This quilt isn't a huge quilt, but is big enough to demonstrate. See how there's only a small portion of the quilt flat around the needle of the machine? The rest of the quilt is mounded or puddles up around the machine. Not rolled or laid flat. This way I only have to move the weight of the quilt to the nearest fold of quilt, not the entire bulk. The majority of the quilt stays put.
There are a few things to watch for when moving a bigger piece:
- Don't let the quilt fall off the table. It gets really heavy once gravity begins pulling the quilt down the side.
- Don't pinch the quilt between your tummy and the table. (Is this only a problem for us 'fluffy' gals?)
- Certain types of even feed systems can get hung up on the quilt or basting pins.
- Really big quilts may need to drape over your right hand to manage the bulk under the throat of the machine.
- Remember there's no need to have more than half of the quilt under the throat of the machine at any time. Rotate when necessary.
- Folds from the edge can get accidentally quilted. This has happened more times than I like to admit.
- Because the quilt is bunched up, you may think the quilting looks horrible when looking at bunched up areas. Lay the quilt flat to take a look before declaring a disaster.

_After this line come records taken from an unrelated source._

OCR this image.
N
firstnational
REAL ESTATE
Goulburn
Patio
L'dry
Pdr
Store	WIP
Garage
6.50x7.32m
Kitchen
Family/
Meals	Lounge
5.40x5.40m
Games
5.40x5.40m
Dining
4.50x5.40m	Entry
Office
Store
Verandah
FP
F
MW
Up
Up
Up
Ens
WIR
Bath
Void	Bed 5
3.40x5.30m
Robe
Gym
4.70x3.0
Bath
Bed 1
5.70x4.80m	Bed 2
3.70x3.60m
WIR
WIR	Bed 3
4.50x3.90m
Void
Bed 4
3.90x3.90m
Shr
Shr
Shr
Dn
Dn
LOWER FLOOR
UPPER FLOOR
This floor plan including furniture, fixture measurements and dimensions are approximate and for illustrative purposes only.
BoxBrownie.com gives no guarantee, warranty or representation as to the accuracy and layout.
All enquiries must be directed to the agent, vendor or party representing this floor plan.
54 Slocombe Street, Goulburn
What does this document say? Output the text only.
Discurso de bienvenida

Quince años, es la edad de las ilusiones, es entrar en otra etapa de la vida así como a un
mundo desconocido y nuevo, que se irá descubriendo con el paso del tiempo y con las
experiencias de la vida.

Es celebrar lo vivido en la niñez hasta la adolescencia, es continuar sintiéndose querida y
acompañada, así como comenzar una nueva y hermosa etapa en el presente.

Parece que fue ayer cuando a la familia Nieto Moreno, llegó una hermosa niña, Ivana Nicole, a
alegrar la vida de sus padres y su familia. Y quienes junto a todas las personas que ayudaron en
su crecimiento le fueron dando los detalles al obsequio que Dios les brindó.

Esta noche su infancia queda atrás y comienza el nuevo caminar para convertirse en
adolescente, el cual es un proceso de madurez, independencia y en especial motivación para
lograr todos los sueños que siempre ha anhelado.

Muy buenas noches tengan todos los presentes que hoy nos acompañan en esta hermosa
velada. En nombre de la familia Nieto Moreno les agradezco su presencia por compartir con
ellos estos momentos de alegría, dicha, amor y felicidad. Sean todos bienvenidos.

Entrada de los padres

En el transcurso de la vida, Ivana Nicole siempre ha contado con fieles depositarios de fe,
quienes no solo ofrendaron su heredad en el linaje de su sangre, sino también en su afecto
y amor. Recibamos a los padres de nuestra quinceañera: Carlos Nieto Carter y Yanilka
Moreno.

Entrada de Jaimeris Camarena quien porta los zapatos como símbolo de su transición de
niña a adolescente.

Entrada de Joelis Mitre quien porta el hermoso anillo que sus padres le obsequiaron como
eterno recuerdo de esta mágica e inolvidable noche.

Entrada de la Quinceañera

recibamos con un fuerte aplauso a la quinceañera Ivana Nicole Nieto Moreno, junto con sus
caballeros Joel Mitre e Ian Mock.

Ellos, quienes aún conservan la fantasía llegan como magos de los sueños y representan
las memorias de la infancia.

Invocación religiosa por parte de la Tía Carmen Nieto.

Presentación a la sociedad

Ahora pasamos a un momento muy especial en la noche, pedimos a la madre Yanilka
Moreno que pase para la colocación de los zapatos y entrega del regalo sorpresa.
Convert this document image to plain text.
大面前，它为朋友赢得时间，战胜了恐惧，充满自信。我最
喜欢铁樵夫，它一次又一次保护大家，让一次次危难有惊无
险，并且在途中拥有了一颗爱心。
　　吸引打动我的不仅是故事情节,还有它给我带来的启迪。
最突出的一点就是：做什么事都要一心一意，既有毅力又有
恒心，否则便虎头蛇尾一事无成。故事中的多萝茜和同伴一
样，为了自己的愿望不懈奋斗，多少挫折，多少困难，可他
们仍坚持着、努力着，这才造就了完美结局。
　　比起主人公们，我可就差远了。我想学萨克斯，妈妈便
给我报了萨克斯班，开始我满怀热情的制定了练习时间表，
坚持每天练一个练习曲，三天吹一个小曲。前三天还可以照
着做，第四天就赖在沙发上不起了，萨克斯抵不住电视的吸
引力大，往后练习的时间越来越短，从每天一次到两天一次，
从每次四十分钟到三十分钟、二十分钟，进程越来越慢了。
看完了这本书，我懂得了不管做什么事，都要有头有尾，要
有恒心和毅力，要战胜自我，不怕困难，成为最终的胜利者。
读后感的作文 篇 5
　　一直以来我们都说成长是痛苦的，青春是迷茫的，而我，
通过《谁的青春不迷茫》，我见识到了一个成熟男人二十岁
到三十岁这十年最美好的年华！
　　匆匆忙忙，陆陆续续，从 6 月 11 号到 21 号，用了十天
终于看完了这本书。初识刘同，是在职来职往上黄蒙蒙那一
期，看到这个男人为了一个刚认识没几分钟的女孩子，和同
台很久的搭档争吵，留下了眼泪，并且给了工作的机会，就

I mentioned we were in the midst of the birthday season here. Yesterday we went to the Transportation Museum in Roanokem which is mainly about trains. There's no better way to celebrate turning four years old for a little boy.
He didn't want to leave the area where they had the cab of a real train set up (above) with moveable levers and buttons and such. Once he got outside, he was so excited I couldn't move fast enough to get his picture! He's jumping up and down in the picture below!
Now I've got to finish up that quilt above. It's turning out real nice but you should see the lint of this wool applique! Fuzz city.